Several NFT collections created by industry giant Yuga Labs have sunk to all-time low ETH valuations—at the same time that other NFT projects, including those acquired by the company, have grown in value on the wings of booming crypto prices.
Mutant Ape Yacht Club (MAYC), for example, a collection released by Yuga in August 2021, has fallen to an all-time-low floor price of 2.4 ETH, according to CoinGecko—meaning the cheapest NFT in the 20,000-piece PFP collection can be acquired for that price. It cost 3 ETH to mint a Mutant Ape when the collection first debuted.
Similarly, Otherdeed NFTs—deeds for virtual land in Yuga’s ape-themed metaverse game, Otherside—have steadily fallen in ETH price over the last year, reaching their all-time low floor price last week: 0.21 ETH. The collection has since recovered marginally to 0.23 ETH.
While the price of ETH has more than doubled in value in the last year, that remarkable gain has not offset the plummeting prices of Yuga NFTs. It cost 305 ApeCoin to mint an Otherdeed when the collection launched in May 2022, a sum then worth $5,800; even taking ETH’s recent, spectacular rise into account, Otherdeed’s floor price of 0.23 ETH equals just $929.
Yuga’s marquee NFT collection, Bored Ape Yacht Club (BAYC), has also seen a massive drop off in recent months. Whereas it once cost 152 ETH to buy even the cheapest BAYC NFT, the celebrity-favored profile picture (PFP) collection has since plummeted to a floor price of just 15.29 ETH at writing. The last time Bored Ape NFTs went for 15 ETH was just months after the collection debuted, in August 2021.

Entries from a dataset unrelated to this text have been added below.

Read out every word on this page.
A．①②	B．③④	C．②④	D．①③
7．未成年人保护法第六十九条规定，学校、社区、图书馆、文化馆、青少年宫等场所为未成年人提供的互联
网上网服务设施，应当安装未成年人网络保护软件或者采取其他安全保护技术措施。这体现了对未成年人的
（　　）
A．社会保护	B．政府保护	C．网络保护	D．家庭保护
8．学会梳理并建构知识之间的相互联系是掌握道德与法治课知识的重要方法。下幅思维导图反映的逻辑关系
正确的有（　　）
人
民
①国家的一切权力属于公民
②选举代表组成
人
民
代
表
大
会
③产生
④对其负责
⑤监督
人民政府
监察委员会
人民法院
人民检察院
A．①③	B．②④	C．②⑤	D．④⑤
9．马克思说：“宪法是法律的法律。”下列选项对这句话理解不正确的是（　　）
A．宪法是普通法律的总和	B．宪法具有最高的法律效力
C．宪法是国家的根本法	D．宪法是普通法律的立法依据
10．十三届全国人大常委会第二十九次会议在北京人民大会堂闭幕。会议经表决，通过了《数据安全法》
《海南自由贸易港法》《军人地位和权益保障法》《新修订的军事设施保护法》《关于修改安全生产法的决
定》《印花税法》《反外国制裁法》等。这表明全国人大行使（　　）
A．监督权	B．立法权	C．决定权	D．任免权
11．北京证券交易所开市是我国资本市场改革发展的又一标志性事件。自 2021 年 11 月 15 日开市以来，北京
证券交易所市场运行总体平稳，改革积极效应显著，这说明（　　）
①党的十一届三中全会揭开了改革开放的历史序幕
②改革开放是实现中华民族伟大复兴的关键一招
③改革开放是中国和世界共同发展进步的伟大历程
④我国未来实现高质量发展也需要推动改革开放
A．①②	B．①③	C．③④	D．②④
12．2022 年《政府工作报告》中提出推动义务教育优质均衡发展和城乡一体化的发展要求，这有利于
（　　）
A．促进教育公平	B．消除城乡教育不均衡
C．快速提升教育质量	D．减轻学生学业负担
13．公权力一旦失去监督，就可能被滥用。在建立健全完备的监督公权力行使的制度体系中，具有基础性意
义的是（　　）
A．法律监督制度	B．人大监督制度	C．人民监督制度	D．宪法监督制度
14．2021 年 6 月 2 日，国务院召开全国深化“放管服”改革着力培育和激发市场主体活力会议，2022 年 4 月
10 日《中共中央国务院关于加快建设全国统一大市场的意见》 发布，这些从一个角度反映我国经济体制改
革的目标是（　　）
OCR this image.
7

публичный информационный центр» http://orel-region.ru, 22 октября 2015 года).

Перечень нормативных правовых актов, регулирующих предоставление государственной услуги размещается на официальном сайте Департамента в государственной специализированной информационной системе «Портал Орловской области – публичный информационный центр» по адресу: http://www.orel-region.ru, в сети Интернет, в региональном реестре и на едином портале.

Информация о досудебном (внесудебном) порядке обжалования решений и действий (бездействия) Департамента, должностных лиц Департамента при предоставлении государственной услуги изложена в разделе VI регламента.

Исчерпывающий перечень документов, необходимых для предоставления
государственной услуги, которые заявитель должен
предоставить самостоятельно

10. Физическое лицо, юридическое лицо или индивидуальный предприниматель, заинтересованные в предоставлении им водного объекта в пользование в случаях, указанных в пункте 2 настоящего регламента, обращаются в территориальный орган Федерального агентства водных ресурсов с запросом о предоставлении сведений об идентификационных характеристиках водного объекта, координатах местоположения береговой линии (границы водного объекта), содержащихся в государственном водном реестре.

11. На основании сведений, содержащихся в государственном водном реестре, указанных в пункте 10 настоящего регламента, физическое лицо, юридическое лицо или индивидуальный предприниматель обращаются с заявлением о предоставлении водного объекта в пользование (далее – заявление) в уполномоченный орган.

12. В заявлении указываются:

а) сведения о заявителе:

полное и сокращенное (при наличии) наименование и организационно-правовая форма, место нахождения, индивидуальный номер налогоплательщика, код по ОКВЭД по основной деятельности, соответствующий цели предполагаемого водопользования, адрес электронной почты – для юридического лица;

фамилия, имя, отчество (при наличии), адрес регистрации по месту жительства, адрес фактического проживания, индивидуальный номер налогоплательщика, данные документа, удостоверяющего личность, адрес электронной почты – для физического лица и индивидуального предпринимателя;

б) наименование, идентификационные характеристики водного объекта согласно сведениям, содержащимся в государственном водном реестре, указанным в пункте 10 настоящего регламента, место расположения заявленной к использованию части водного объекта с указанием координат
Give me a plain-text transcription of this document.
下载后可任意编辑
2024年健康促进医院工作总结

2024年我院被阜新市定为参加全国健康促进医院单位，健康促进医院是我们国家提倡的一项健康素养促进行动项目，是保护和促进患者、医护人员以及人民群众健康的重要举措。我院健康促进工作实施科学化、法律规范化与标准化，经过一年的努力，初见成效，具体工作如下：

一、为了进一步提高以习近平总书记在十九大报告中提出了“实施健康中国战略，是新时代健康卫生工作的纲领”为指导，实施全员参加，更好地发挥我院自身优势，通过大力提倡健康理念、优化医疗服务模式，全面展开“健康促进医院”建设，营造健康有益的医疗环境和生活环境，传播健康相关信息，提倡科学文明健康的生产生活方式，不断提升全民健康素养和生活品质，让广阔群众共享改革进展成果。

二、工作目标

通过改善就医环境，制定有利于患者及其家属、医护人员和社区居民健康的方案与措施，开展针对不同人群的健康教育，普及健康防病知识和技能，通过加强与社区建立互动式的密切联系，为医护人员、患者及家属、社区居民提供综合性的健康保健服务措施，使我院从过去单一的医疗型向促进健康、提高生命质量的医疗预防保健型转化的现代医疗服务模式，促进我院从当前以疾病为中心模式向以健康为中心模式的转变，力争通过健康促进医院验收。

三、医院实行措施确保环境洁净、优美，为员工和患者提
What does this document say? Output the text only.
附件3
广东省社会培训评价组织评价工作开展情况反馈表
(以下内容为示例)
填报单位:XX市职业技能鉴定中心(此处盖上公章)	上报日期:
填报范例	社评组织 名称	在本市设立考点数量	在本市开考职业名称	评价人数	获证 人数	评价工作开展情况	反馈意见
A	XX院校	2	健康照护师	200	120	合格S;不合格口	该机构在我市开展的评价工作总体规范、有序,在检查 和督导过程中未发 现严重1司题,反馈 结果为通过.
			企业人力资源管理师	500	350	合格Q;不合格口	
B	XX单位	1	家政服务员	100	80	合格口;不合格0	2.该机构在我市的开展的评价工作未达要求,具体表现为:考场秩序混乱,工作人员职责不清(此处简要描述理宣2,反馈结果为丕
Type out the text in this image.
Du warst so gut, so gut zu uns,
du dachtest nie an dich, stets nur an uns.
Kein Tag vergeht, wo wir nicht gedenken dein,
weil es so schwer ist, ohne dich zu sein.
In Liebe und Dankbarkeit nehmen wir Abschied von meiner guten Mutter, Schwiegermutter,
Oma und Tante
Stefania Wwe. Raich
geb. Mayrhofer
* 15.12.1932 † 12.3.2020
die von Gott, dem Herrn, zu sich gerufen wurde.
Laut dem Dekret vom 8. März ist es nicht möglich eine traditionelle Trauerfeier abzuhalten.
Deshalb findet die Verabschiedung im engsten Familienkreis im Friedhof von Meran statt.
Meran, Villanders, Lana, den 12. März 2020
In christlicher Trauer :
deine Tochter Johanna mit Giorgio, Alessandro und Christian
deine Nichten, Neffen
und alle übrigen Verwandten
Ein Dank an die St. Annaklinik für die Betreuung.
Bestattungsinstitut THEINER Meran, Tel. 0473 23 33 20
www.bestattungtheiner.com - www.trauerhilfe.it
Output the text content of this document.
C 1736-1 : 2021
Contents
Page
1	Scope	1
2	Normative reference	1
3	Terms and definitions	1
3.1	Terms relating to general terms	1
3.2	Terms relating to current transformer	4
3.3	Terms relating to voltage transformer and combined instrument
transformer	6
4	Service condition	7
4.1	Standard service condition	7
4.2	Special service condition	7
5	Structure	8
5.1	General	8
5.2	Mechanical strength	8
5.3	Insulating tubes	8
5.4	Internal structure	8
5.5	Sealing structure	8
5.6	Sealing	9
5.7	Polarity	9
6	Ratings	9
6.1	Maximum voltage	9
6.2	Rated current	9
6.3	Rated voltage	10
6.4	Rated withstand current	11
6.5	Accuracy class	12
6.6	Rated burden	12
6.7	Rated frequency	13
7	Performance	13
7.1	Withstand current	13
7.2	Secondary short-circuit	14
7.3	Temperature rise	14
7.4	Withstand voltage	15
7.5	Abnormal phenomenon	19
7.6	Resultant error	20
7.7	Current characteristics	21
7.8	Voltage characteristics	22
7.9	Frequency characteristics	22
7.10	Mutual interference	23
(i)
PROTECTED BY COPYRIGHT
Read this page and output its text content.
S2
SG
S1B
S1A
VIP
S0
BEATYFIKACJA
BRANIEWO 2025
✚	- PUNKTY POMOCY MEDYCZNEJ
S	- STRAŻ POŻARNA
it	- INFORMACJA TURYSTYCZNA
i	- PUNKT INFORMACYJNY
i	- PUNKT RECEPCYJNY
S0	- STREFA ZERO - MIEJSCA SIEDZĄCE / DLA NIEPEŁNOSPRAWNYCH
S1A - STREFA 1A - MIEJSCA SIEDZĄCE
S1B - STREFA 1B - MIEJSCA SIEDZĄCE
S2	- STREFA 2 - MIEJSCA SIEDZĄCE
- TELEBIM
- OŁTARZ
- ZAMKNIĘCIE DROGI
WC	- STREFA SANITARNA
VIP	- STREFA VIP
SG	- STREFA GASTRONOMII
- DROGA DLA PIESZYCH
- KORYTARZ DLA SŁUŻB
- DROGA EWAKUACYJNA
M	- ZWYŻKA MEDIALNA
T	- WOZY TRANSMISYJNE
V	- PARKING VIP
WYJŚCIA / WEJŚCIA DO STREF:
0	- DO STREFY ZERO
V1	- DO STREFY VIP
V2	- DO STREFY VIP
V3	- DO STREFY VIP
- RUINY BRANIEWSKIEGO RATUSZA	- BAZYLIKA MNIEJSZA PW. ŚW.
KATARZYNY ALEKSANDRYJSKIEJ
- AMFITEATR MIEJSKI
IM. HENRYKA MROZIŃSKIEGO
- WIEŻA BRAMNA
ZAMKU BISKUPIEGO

It’s true that 15 ETH means more than twice as much now as that sum did a year ago. But again, ETH’s soaring price can’t make up for the rapid pace at which BAYC has been shedding value. One year ago, the cheapest Bored Ape NFT cost 72 ETH—a sum that even then, in the thick of crypto winter, was worth about $108,000. That amount of cash could almost buy you two BAYC NFTs today (15.29 ETH, the project’s current floor price, equals about $61,600 at writing).
Further driving the point home is the reality that not all NFT collections are currently suffering to the degree that BAYC, MAYC, and Otherdeeds are. CryptoPunks, for example—a blue chip Ethereum NFT collection that Yuga purchased the rights to in early 2022—has almost doubled in USD value since December, per CoinGecko. Just last week, an NFT from the collection sold for a whopping $16.03 million.
So why is Yuga’s Ape-verse disproportionately suffering in the recovering crypto and NFT market? Bored Ape projects aren’t the only Ethereum NFTs losing steam in recent weeks as Bitcoin Ordinals appear to suck up more attention, but they’re shedding value more rapidly than many other top projects in the space.
CryptoPunks, created in 2017, were the first NFT PFP collection to ever climb to sky-high prices and attain broader cultural significance. To that end, they represent a piece of crypto history, and a sort of value that has weathered multiple market cycles. They’re the top-tier status symbol for many crypto die-hards.
When Bored Apes emerged in 2021, they attempted to forge a new business model for NFTs: one focused on perks, parties, exclusivity, and access. The concept worked well—really well—throughout the 2021/2022 NFT bull run.
But now that the ice of the last crypto winter is finally beginning to melt away, will Yuga’s Ape-themed metaverse continue to appeal to NFT holders? Or will the next bull run leave it behind as rivals gain steam?